In this case, you compute \$I=\frac{28\:\text{V}-700\:\text{mV}}{R_1+R_4}\approx 26.765\:\text{mA}\$. This means that \$V_D=700\:\text{mV}+R_4\cdot I\approx 27.465\:\text{V}\$. Assuming no base current at all, this would suggest about \$28\:\text{V}-27.465\:\text{V}=535\:\text{mV}\$ across the base emitter junction of \$Q_4\$.
This is way less than \$700\:\text{mV}\$. That doesn't mean it isn't forward biased, but it does mean there is very little base current flowing. Solving the equation exactly from the Shockley equation requires the LambertW function. Rather than belabor that, I get a base voltage of about \$27.467\:\text{V}\$. This means that the base emitter junction of \$Q_4\$ has about \$533\:\text{mV}\$ across it and that \$R_2\$ has only \$2\:\text{mV}\$ across it.
Even this assumes that \$700\:\text{mV}\$ is reserved for \$D_3\$. But at the indicated current in it (yet another LambertW equation to solve), it's likely higher than that.
So there's probably very close to zero base current in \$Q_4\$. Which means very little collector current, too. That's why Spice shows what it does. It's able to fully handle all of the nuances of the diode and the BJT, without making broad assumptions.

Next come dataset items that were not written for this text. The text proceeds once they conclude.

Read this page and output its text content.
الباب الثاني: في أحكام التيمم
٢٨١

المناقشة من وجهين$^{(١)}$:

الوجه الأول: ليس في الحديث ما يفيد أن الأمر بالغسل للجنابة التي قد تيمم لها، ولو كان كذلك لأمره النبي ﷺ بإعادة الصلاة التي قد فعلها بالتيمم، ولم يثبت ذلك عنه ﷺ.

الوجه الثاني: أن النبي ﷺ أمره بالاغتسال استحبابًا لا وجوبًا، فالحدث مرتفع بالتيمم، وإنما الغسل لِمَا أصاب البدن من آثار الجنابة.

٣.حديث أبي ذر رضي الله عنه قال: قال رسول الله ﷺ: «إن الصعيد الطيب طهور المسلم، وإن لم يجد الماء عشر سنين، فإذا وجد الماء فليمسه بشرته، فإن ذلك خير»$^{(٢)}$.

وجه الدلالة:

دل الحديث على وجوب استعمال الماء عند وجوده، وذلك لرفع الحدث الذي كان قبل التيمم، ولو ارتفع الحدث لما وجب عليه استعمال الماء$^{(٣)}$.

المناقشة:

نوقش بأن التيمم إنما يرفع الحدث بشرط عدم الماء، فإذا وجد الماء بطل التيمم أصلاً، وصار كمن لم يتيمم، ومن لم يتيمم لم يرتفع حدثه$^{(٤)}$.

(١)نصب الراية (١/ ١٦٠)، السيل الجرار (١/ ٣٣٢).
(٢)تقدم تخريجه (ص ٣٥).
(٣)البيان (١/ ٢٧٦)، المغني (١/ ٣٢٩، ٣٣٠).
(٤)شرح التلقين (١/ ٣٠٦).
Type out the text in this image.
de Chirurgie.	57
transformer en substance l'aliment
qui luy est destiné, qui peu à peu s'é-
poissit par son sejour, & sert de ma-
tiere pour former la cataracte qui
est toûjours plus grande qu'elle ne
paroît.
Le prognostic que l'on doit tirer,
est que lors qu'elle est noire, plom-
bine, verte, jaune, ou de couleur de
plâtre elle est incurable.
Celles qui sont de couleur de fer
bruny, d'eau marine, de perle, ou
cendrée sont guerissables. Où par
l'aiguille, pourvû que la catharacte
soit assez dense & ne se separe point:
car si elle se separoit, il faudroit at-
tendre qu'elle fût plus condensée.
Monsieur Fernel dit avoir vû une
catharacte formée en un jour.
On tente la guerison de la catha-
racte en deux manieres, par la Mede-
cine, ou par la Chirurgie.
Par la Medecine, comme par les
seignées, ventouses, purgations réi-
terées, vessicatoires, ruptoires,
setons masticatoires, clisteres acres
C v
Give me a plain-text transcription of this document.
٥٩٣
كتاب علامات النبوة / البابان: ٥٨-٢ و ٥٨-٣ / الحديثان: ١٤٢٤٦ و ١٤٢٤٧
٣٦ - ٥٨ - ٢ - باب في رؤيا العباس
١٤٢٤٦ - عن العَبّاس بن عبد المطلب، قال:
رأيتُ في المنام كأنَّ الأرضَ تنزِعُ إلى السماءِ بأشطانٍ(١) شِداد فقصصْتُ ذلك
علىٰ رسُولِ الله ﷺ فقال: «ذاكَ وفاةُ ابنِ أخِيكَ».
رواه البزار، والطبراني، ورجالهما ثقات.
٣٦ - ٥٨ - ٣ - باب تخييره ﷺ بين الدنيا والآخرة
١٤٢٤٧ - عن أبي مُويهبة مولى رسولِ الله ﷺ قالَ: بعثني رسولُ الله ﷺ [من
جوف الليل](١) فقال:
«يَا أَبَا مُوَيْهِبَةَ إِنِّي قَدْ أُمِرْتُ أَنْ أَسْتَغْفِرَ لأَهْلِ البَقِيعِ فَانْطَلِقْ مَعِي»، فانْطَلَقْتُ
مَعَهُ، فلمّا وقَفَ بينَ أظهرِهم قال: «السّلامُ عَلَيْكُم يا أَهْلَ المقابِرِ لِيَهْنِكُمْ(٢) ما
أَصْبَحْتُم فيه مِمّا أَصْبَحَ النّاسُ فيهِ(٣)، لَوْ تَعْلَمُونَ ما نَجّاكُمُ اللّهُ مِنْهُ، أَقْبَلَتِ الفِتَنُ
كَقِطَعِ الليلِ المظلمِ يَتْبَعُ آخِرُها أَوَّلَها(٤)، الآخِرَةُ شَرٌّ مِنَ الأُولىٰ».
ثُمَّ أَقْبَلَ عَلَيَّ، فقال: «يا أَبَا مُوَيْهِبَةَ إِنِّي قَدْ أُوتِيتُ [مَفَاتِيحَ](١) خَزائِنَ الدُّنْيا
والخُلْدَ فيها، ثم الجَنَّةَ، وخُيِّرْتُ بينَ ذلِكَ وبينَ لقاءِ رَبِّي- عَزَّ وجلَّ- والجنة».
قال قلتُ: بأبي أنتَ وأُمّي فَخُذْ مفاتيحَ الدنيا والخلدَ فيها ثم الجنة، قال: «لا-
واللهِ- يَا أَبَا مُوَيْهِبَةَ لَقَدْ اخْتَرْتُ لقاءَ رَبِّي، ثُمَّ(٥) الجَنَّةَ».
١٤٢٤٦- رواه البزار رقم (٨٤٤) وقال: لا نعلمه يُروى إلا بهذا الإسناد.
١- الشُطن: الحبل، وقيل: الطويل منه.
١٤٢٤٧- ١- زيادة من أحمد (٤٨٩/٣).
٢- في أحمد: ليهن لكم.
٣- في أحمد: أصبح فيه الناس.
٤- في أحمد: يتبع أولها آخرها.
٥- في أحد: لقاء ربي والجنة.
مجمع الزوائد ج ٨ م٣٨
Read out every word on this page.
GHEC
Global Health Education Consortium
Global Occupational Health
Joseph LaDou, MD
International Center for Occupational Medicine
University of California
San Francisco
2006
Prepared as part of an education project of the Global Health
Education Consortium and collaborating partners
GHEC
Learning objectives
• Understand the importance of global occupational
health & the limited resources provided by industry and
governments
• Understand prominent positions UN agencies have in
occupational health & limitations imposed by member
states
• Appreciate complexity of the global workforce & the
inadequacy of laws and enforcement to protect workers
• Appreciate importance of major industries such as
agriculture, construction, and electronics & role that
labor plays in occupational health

Nothing really ugly here. As suggested by Monsieur jonk, redraw your circuit including the \$V_f\$ source. Define the current \$i_1\$ flowing in \$R_1\$ then the base current \$i_b\$ and, finally, \$V_D\$ which is the voltage across \$R_4\$ with a current equal to the sum of \$i_1\$ and \$i_b\$ in series with the diode \$V_f\$. Extract, substitute these variables and solve for \$V_D\$ and voilà, you have it:
A quick bias point analysis with SPICE shows the voltage at node 2 which is your \$V_D\$ not far from what the equation gives.